「すまなかった、ハラズーン」
竜王の寝室。ベッドに横たわった本物の竜王が、ハラズーンに詫びた。
ハラズーンのそばには、ルウルウたちもいる。偽物の竜王を暴き、本物の竜王にかけられた呪いを解いたゆえだ。
竜王は衰弱しているが、命に別状はないらしい。しばらく休めば公務にも復帰できる――というのが、医師の見立てだった。
加えて、アルファハの呪いを受けていた衛兵たちも、無事だ。みな、宝蔵から持ってきた解呪薬を施され、ほどなく元の姿に戻った。
「そして礼を言うぞ」
「なんの、竜王よ。我の功績ではありませぬ。この者らがいてくれたからこそ」
ハラズーンはカラカラと快活に笑った。年老いた竜王も笑う。
「冒険者たちよ、感謝する。そなたらが気づかねば、余は死んでいたであろう」
竜王は遠い目をした。彼は魔族から呪いをかけられ、ゴーレムの核になっていたのだ。
「あのときは強い酒に浸され、地獄のような苦しみの中……ひたすら、唱えろと言われた言葉を唱えておった……」
フウ、と竜王はため息をついた。
「まさかそれが、余をゴーレムにする呪文であったとは」
呪いの中にある者は、強い苦しみを覚えるという。竜王は呪文を唱えながら、正気を保とうとしていたのだろう。それが魔族のささやいた、ゴーレム化の呪文とも知らずに。

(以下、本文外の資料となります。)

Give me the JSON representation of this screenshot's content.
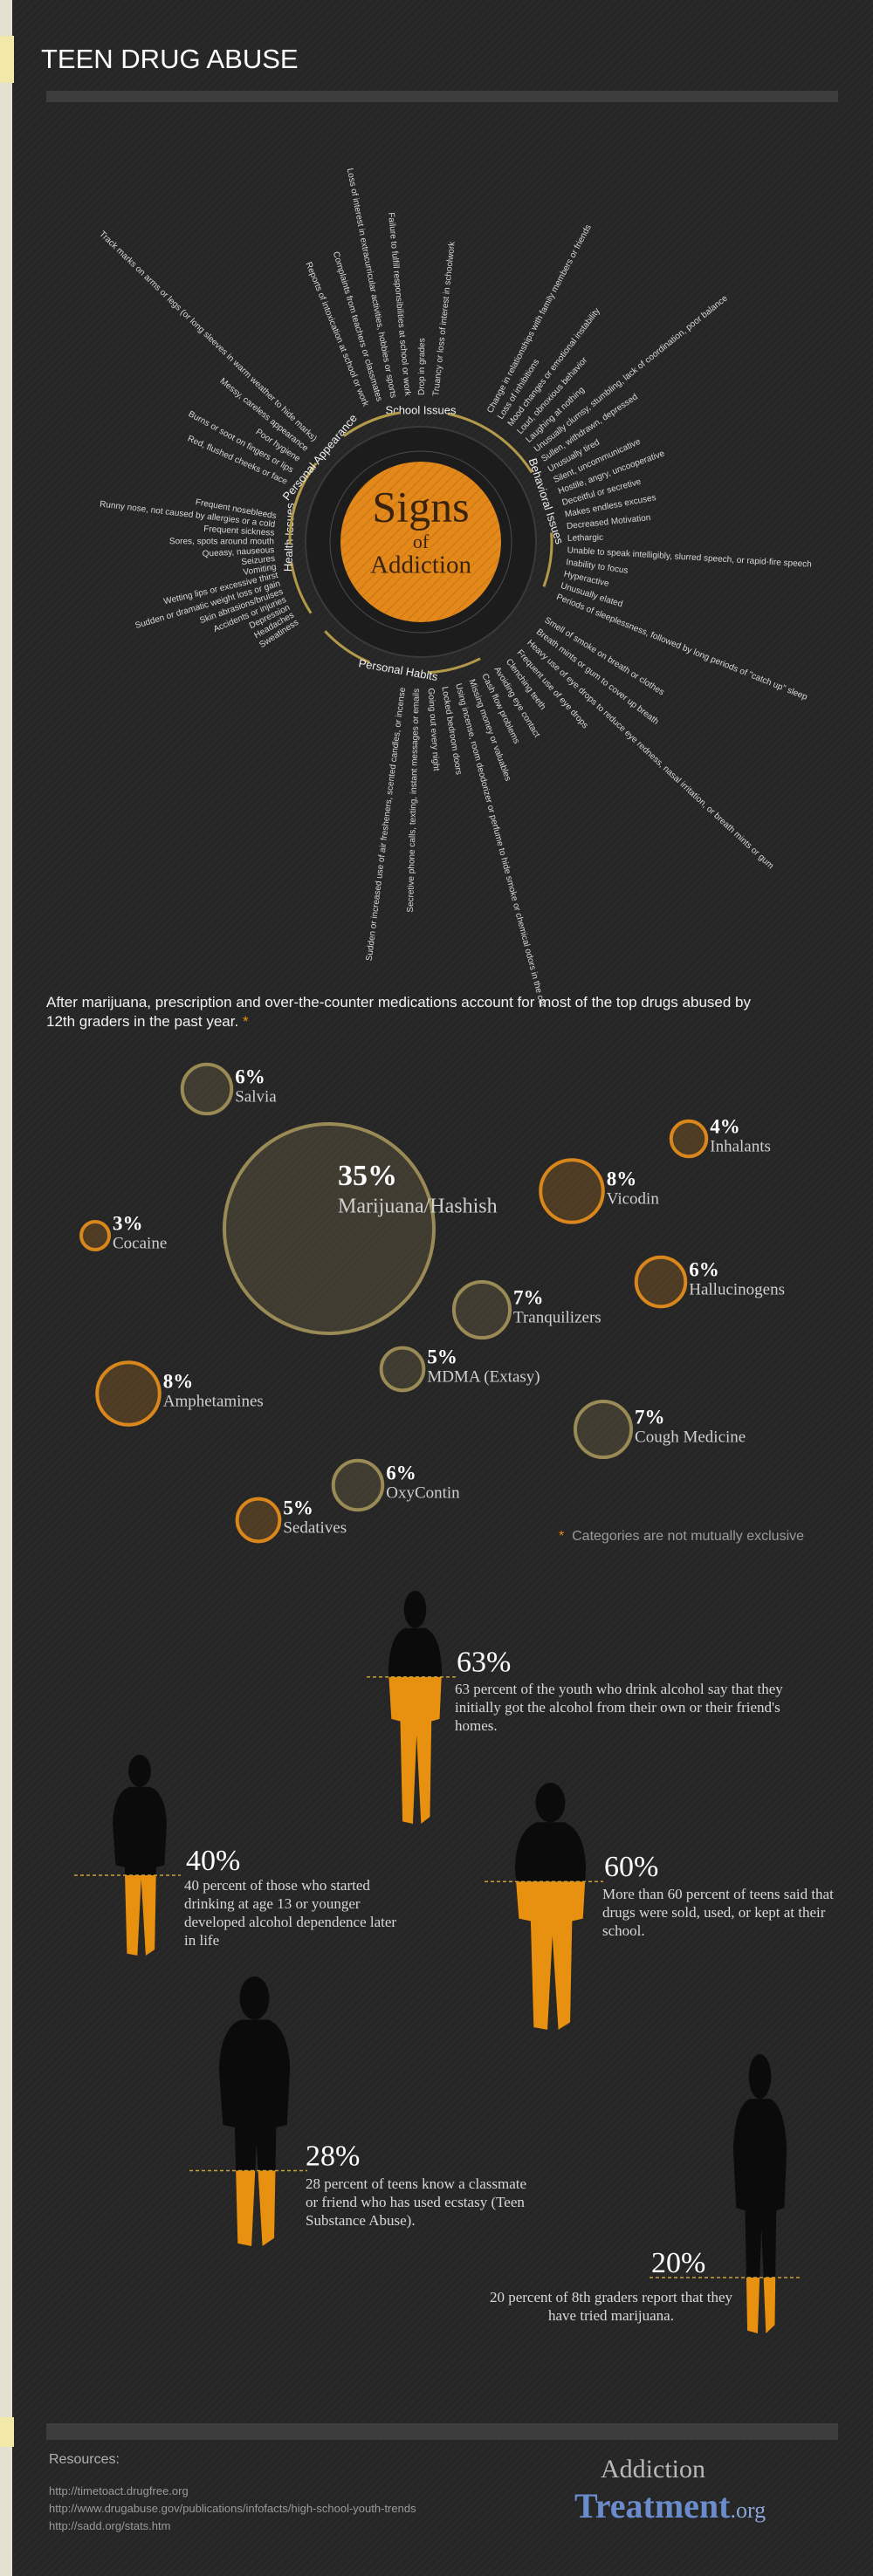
{
  "header": {
    "title": "TEEN DRUG ABUSE"
  },
  "signs": {
    "center_top": "Signs",
    "center_mid": "of",
    "center_bottom": "Addiction",
    "categories": [
      {
        "name": "School Issues",
        "items": [
          "Truancy or loss of interest in schoolwork",
          "Drop in grades",
          "Failure to fulfill responsibilities at school or work",
          "Loss of interest in extracurricular activities, hobbies or sports",
          "Complaints from teachers or classmates",
          "Reports of intoxication at school or work"
        ]
      },
      {
        "name": "Behavioral Issues",
        "items": [
          "Change in relationships with family members or friends",
          "Loss of inhibitions",
          "Mood changes or emotional instability",
          "Loud, obnoxious behavior",
          "Laughing at nothing",
          "Unusually clumsy, stumbling, lack of coordination, poor balance",
          "Sullen, withdrawn, depressed",
          "Unusually tired",
          "Silent, uncommunicative",
          "Hostile, angry, uncooperative",
          "Deceitful or secretive",
          "Makes endless excuses",
          "Decreased Motivation",
          "Lethargic",
          "Unable to speak intelligibly, slurred speech, or rapid-fire speech",
          "Inability to focus",
          "Hyperactive",
          "Unusually elated",
          "Periods of sleeplessness, followed by long periods of \"catch up\" sleep"
        ]
      },
      {
        "name": "Personal Habits",
        "items": [
          "Smell of smoke on breath or clothes",
          "Breath mints or gum to cover up breath",
          "Heavy use of eye drops to reduce eye redness, nasal irritation, or breath mints or gum",
          "Frequent use of eye drops",
          "Clenching teeth",
          "Avoiding eye contact",
          "Cash flow problems",
          "Missing money or valuables",
          "Using incense, room deodorizer or perfume to hide smoke or chemical odors in the car",
          "Locked bedroom doors",
          "Going out every night",
          "Secretive phone calls, texting, instant messages or emails",
          "Sudden or increased use of air fresheners, scented candles, or incense"
        ]
      },
      {
        "name": "Health Issues",
        "items": [
          "Frequent nosebleeds",
          "Runny nose, not caused by allergies or a cold",
          "Frequent sickness",
          "Sores, spots around mouth",
          "Queasy, nauseous",
          "Seizures",
          "Vomiting",
          "Wetting lips or excessive thirst",
          "Sudden or dramatic weight loss or gain",
          "Skin abrasions/bruises",
          "Accidents or injuries",
          "Depression",
          "Headaches",
          "Sweatiness"
        ]
      },
      {
        "name": "Personal Appearance",
        "items": [
          "Track marks on arms or legs (or long sleeves in warm weather to hide marks)",
          "Messy, careless appearance",
          "Poor hygiene",
          "Burns or soot on fingers or lips",
          "Red, flushed cheeks or face"
        ]
      }
    ]
  },
  "drugs": {
    "intro": "After marijuana, prescription and over-the-counter medications account for most of the top drugs abused by 12th graders in the past year.",
    "asterisk": "*",
    "note": "Categories are not mutually exclusive",
    "items": [
      {
        "value": 6,
        "value_label": "6%",
        "name": "Salvia",
        "color": "#9a8a55"
      },
      {
        "value": 35,
        "value_label": "35%",
        "name": "Marijuana/Hashish",
        "color": "#9a8a55"
      },
      {
        "value": 4,
        "value_label": "4%",
        "name": "Inhalants",
        "color": "#d9871c"
      },
      {
        "value": 8,
        "value_label": "8%",
        "name": "Vicodin",
        "color": "#d9871c"
      },
      {
        "value": 3,
        "value_label": "3%",
        "name": "Cocaine",
        "color": "#d9871c"
      },
      {
        "value": 6,
        "value_label": "6%",
        "name": "Hallucinogens",
        "color": "#d9871c"
      },
      {
        "value": 7,
        "value_label": "7%",
        "name": "Tranquilizers",
        "color": "#9a8a55"
      },
      {
        "value": 5,
        "value_label": "5%",
        "name": "MDMA (Extasy)",
        "color": "#9a8a55"
      },
      {
        "value": 8,
        "value_label": "8%",
        "name": "Amphetamines",
        "color": "#d9871c"
      },
      {
        "value": 7,
        "value_label": "7%",
        "name": "Cough Medicine",
        "color": "#9a8a55"
      },
      {
        "value": 6,
        "value_label": "6%",
        "name": "OxyContin",
        "color": "#9a8a55"
      },
      {
        "value": 5,
        "value_label": "5%",
        "name": "Sedatives",
        "color": "#d9871c"
      }
    ]
  },
  "stats": {
    "color": "#e8900f",
    "items": [
      {
        "value": 63,
        "value_label": "63%",
        "text": "63 percent of the youth who drink alcohol say that they initially got the alcohol from their own or their friend's homes."
      },
      {
        "value": 40,
        "value_label": "40%",
        "text": "40 percent of those who started drinking at age 13 or younger developed alcohol dependence later in life"
      },
      {
        "value": 60,
        "value_label": "60%",
        "text": "More than 60 percent of teens said that drugs were sold, used, or kept at their school."
      },
      {
        "value": 28,
        "value_label": "28%",
        "text": "28 percent of teens know a classmate or friend who has used ecstasy (Teen Substance Abuse)."
      },
      {
        "value": 20,
        "value_label": "20%",
        "text": "20 percent of 8th graders report that they have tried marijuana."
      }
    ]
  },
  "resources": {
    "title": "Resources:",
    "links": [
      "http://timetoact.drugfree.org",
      "http://www.drugabuse.gov/publications/infofacts/high-school-youth-trends",
      "http://sadd.org/stats.htm"
    ]
  },
  "logo": {
    "top": "Addiction",
    "main": "Treatment",
    "suffix": ".org"
  }
}
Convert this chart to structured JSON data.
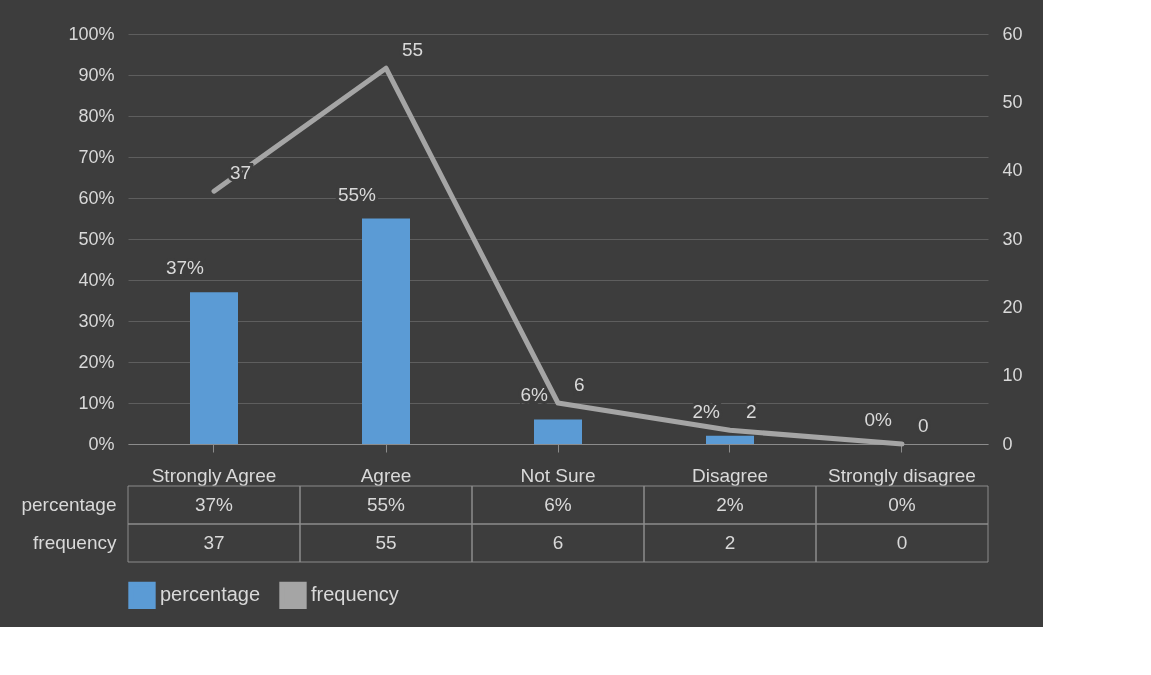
{
  "chart_data": {
    "type": "bar",
    "categories": [
      "Strongly Agree",
      "Agree",
      "Not Sure",
      "Disagree",
      "Strongly disagree"
    ],
    "series": [
      {
        "name": "percentage",
        "color": "#5b9bd5",
        "values": [
          37,
          55,
          6,
          2,
          0
        ],
        "value_labels": [
          "37%",
          "55%",
          "6%",
          "2%",
          "0%"
        ]
      },
      {
        "name": "frequency",
        "type": "line",
        "axis": "y2",
        "color": "#a5a5a5",
        "values": [
          37,
          55,
          6,
          2,
          0
        ],
        "value_labels": [
          "37",
          "55",
          "6",
          "2",
          "0"
        ]
      }
    ],
    "ylim": [
      0,
      100
    ],
    "yticks": [
      {
        "value": 0,
        "label": "0%"
      },
      {
        "value": 10,
        "label": "10%"
      },
      {
        "value": 20,
        "label": "20%"
      },
      {
        "value": 30,
        "label": "30%"
      },
      {
        "value": 40,
        "label": "40%"
      },
      {
        "value": 50,
        "label": "50%"
      },
      {
        "value": 60,
        "label": "60%"
      },
      {
        "value": 70,
        "label": "70%"
      },
      {
        "value": 80,
        "label": "80%"
      },
      {
        "value": 90,
        "label": "90%"
      },
      {
        "value": 100,
        "label": "100%"
      }
    ],
    "y2lim": [
      0,
      60
    ],
    "y2ticks": [
      0,
      10,
      20,
      30,
      40,
      50,
      60
    ],
    "grid": "y",
    "legend": "bottom"
  }
}
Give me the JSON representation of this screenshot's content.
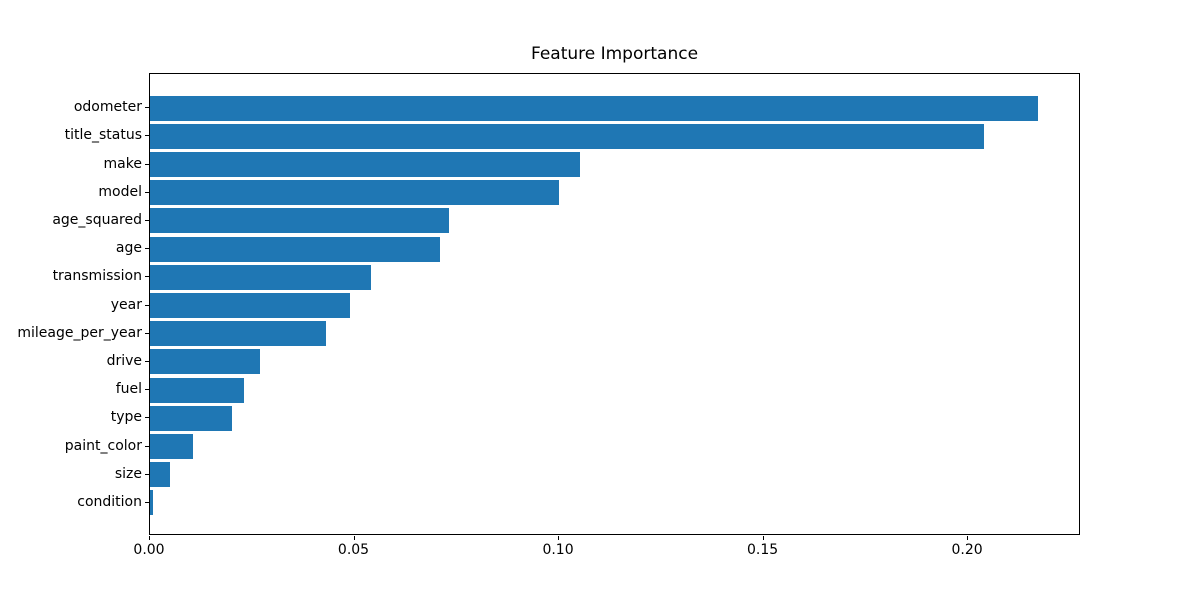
{
  "chart_data": {
    "type": "bar",
    "orientation": "horizontal",
    "title": "Feature Importance",
    "categories": [
      "odometer",
      "title_status",
      "make",
      "model",
      "age_squared",
      "age",
      "transmission",
      "year",
      "mileage_per_year",
      "drive",
      "fuel",
      "type",
      "paint_color",
      "size",
      "condition"
    ],
    "values": [
      0.217,
      0.204,
      0.105,
      0.1,
      0.073,
      0.071,
      0.054,
      0.049,
      0.043,
      0.027,
      0.023,
      0.02,
      0.0105,
      0.005,
      0.0008
    ],
    "xlabel": "",
    "ylabel": "",
    "xlim": [
      0,
      0.2276
    ],
    "x_ticks": [
      0.0,
      0.05,
      0.1,
      0.15,
      0.2
    ],
    "x_tick_labels": [
      "0.00",
      "0.05",
      "0.10",
      "0.15",
      "0.20"
    ],
    "grid": false,
    "legend": null
  },
  "colors": {
    "bar": "#1f77b4",
    "background": "#ffffff",
    "spine": "#000000",
    "text": "#000000"
  }
}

「魔法使いが呪いに気づいたからこそ、竜王をお助けできました」
「そうか……魔法使い、ルウルウといったな。礼を言うぞ」
「い、いえ……」
竜王に礼を言われ、ルウルウははにかんだ。カイルやランダもほほえむ。
「冒険者たちよ、否、勇士たちよ。魔王を追うのか?」
「はい、そのつもりです」
竜王の問いかけに、ジェイドが答えた。
「強大な相手ですが、俺たちは魔王を退けるため――旅を続けます」
「そうか、そうか……できる限りの支援をしようではないか」
竜王は疲れたようにうなずき、しかし頼りがいのある申し出をした。そしてハラズーンをそばに呼び寄せる。
「ハラズーン。余は、そなたに王位を譲りたい……」
「は?」
竜王の言葉に、ハラズーンが目を丸くする。ルウルウたちも同じだ。
「なにをおっしゃる、急に……」
「急ではない、ずっと考えておった。ハラズーン、そなたもまた竜王の眷属であるゆえに」
竜王の眷属――それが意味するところを悟り、カイルが驚いて叫んだ。
「ハラズーン、王族だったの!?」
「ああ、ま、そうであるな」
ハラズーンはなんでもないように、頭を掻く。
「すっかり忘れておったわ」
「わ、忘れるって……」
カイルが呆れると、ジェイドがため息をつく。
「妙に竜王の館に詳しかったり、宝蔵のことを知っていたりしたのも、王族だったからか」
「はっはっは、そうであるな!」
ハラズーンはカラカラと笑ったのち、竜王に向き直る。
「竜王よ、お気持ちは大変ありがたいことだが……我はまだ王位は継げぬ」
「まだ?」
「我も魔王を退ける旅に出るゆえ!」
ハラズーンはそう言うと、ルウルウたちに向き直った。ルウルウたちは驚きっぱなしだ。
「竜人ハラズーン、貴殿らの旅に同道させてもらいたい!」
「ハラズーンさん……!」
ルウルウは嬉しさを感じた。仲間が増えるなら、こんなに心強いことはない。魔王の強さにも敵う気がした。
「カイル、ランダさん、ジェイド……」
ルウルウが三人を見る。ハラズーンを仲間にしたい、と思うことを伝える。三人もうなずいて、ランダが前に出る。ハラズーンの肩を叩く。
「よろしくな! 竜人の勇士ハラズーン!」
「弓手ランダよ、次は魔王の頭を射抜いてくれ!」
「言ったな、こいつめ!」
ランダとハラズーンが陽気に笑い合う。ジェイドがルウルウの肩をぽんと叩いた。
「仲間が増えたな、ルウルウ」
「うん!」
「魔王、強そうだったもんね!」
「そうだね、カイル」
ルウルウは胸元を押さえる。心臓が高鳴っている。旅はどんどん大変になるが、この仲間ならきっと乗り越えられる――そう思った。思考がクリアになる。
「みんな、よろしくお願いします!」
五人での旅が、始まろうとしていた。